Suara.com - Penelitian terbaru Kaukus Masyarakat Peduli Kesehatan Jiwa menyebutkan pemilu 2024 meningkatkan risiko 3 kali lipat depresi dan kecemasan atau anxiety karena alami tekanan diri sendiri, perbedaan pilihan politik, hingga paksaan memilih calon tertentu.
Ketua Tim Peneliti dan Inisiator Kaukus, Dr. dr. Ray Wagiu Basrowi, MKK, FRSPH, memaparkan pemilu 2024 berhubungan erat dengan meningkatnya kasus depresi 17 persen dan anxiety 16 persen. Presentase ini menunjukan kondisi depresi dan anxiety berada di kategori sedang-berat.
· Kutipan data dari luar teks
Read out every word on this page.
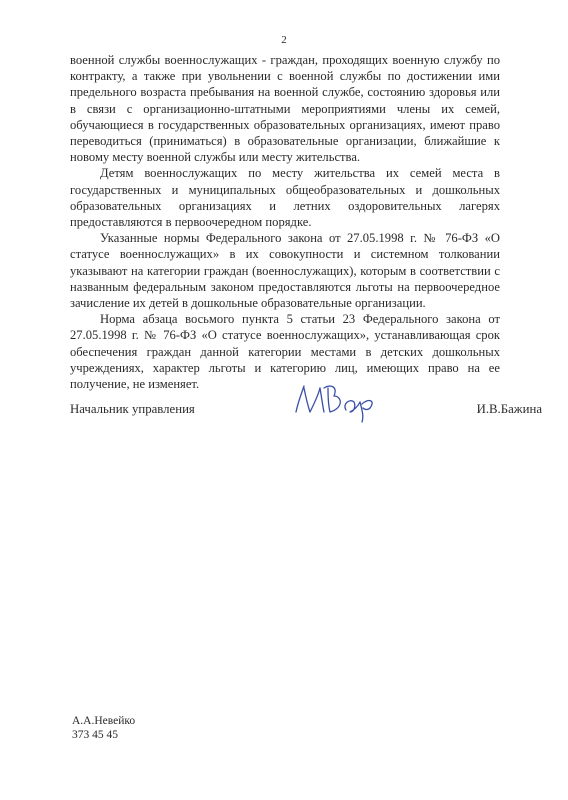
2

военной службы военнослужащих - граждан, проходящих военную службу по контракту, а также при увольнении с военной службы по достижении ими предельного возраста пребывания на военной службе, состоянию здоровья или в связи с организационно-штатными мероприятиями члены их семей, обучающиеся в государственных образовательных организациях, имеют право переводиться (приниматься) в образовательные организации, ближайшие к новому месту военной службы или месту жительства.

Детям военнослужащих по месту жительства их семей места в государственных и муниципальных общеобразовательных и дошкольных образовательных организациях и летних оздоровительных лагерях предоставляются в первоочередном порядке.

Указанные нормы Федерального закона от 27.05.1998 г. № 76-ФЗ «О статусе военнослужащих» в их совокупности и системном толковании указывают на категории граждан (военнослужащих), которым в соответствии с названным федеральным законом предоставляются льготы на первоочередное зачисление их детей в дошкольные образовательные организации.

Норма абзаца восьмого пункта 5 статьи 23 Федерального закона от 27.05.1998 г. № 76-ФЗ «О статусе военнослужащих», устанавливающая срок обеспечения граждан данной категории местами в детских дошкольных учреждениях, характер льготы и категорию лиц, имеющих право на ее получение, не изменяет.

Начальник управления	И.В.Бажина
А.А.Невейко
373 45 45
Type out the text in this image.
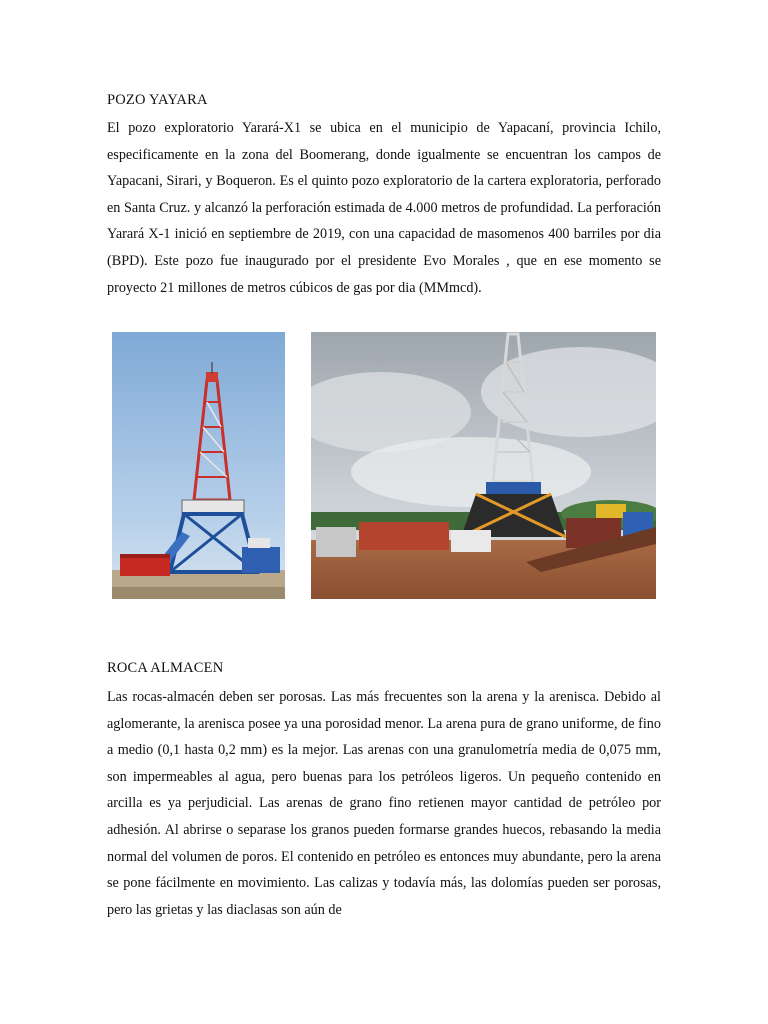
POZO YAYARA

El pozo exploratorio Yarará-X1 se ubica en el municipio de Yapacaní, provincia Ichilo, especificamente en la zona del Boomerang, donde igualmente se encuentran los campos de Yapacani, Sirari, y Boqueron. Es el quinto pozo exploratorio de la cartera exploratoria, perforado en Santa Cruz. y alcanzó la perforación estimada de 4.000 metros de profundidad. La perforación Yarará X-1 inició en septiembre de 2019, con una capacidad de masomenos 400 barriles por dia (BPD). Este pozo fue inaugurado por el presidente Evo Morales , que en ese momento se proyecto 21 millones de metros cúbicos de gas por dia (MMmcd).

ROCA ALMACEN

Las rocas-almacén deben ser porosas. Las más frecuentes son la arena y la arenisca. Debido al aglomerante, la arenisca posee ya una porosidad menor. La arena pura de grano uniforme, de fino a medio (0,1 hasta 0,2 mm) es la mejor. Las arenas con una granulometría media de 0,075 mm, son impermeables al agua, pero buenas para los petróleos ligeros. Un pequeño contenido en arcilla es ya perjudicial. Las arenas de grano fino retienen mayor cantidad de petróleo por adhesión. Al abrirse o separase los granos pueden formarse grandes huecos, rebasando la media normal del volumen de poros. El contenido en petróleo es entonces muy abundante, pero la arena se pone fácilmente en movimiento. Las calizas y todavía más, las dolomías pueden ser porosas, pero las grietas y las diaclasas son aún de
"Kecemasan dan depresi pemilu 2024 punya hubungan erat dan bermakna pada orang yang alami kecemasan di Indonesia. Ini karena ada konflik akibat pemilu dan risiko pemilu memicu konflik 3 kali lebih besar, meningkatkan risiko kecemasan (anxiety) 3 kali lipat. Lalu potensi depresi karena tekanan saat proses pemilu itu risikonya 2,5 hingga 3,3 kali lipat," ujar Dr. Ray saat konferensi pers di Jakarta Selatan, Rabu (28/2/2024).
Depresi adalah gangguan suasana hati atau mood yang ditandai dengan perasaan sedih yang mendalam dan kehilangan minat terhadap hal-hal yang disukai. Seseorang dinyatakan mengalami depresi jika sudah 2 minggu merasa sedih, putus harapan, atau tidak berharga
Sedangkan kecemasan atau anxiety adalah hal yang normal dirasakan ketika seseorang menghadapi situasi atau mendengar berita yang menimbulkan rasa takut atau khawatir. Namun, anxiety perlu diwaspadai jika muncul tanpa sebab atau sulit dikendalikan, karena bisa jadi hal tersebut disebabkan oleh gangguan kecemasan.
Studi observasional terkait Kesehatan Jiwa dan Pemilu yang dilakukan secara online terhadap 1.077 responden tepat satu jam setelah tempat pemungutan suara (TPS) ditutup ini juga mengungkap sederet tekanan yang dialami pemilih hingga alami depresi dan anxiety, yaitu konflik dengan diri sendiri karena harus membuat keputusan memilih salah satu calon.
Lalu ada juga tekanan dari luar, yaitu perbedaan politik dengan keluarga, rekan kerja, hingga desakan tim kampanye (timses) salah satu calon. Terakhir yaitu tekanan berupa ajakan, seruan, hingga paksaan memilih salah satu calon tertentu yang lagi-lagi pelaku utamanya keluarga, rekan kerja, hingga desakan timses.
Penelitian dengan 77 persen responden perempuan, khususnya ibu rumah tangga ini juga dibandingkan dengan data hasil Riskesdas 2018 dan Direktorat Keswa Kemenkes 2022. Hasilnya ditemukan prevalensi depresi dan anxiety setelah pemilu 2024 cenderung lebih tinggi dari data yang dibandingkan.
Menurut Dr. Ray, data sebelum pemilu menunjukkan angka depresi sedang-berat 6 persen dan gangguan emosi termasuk ansietas sedang dan berat 9,8 persen.
Baca Juga: Jumlah Suaranya Kerap Diungkit jadi Baterai HP, Ganjar Pranowo Tetap Bahagia, Ini Buktinya
"Jadi terlihat memang meningkat bila dibandingkan temuan kami yang dilakukan tepat sesaat setelah hari pencoblosan, yaitu antara 14 hingga 16 Februari 2024. Dan terlihat bahwa risikonya pun semua terkait dengan persepsi kesehatan jiwa yang berhubungan dengan proses partisipasi pemilu,” ungkap Dr. Ray yang juga merupakan Ketua Health Collaborative Center (HCC) itu.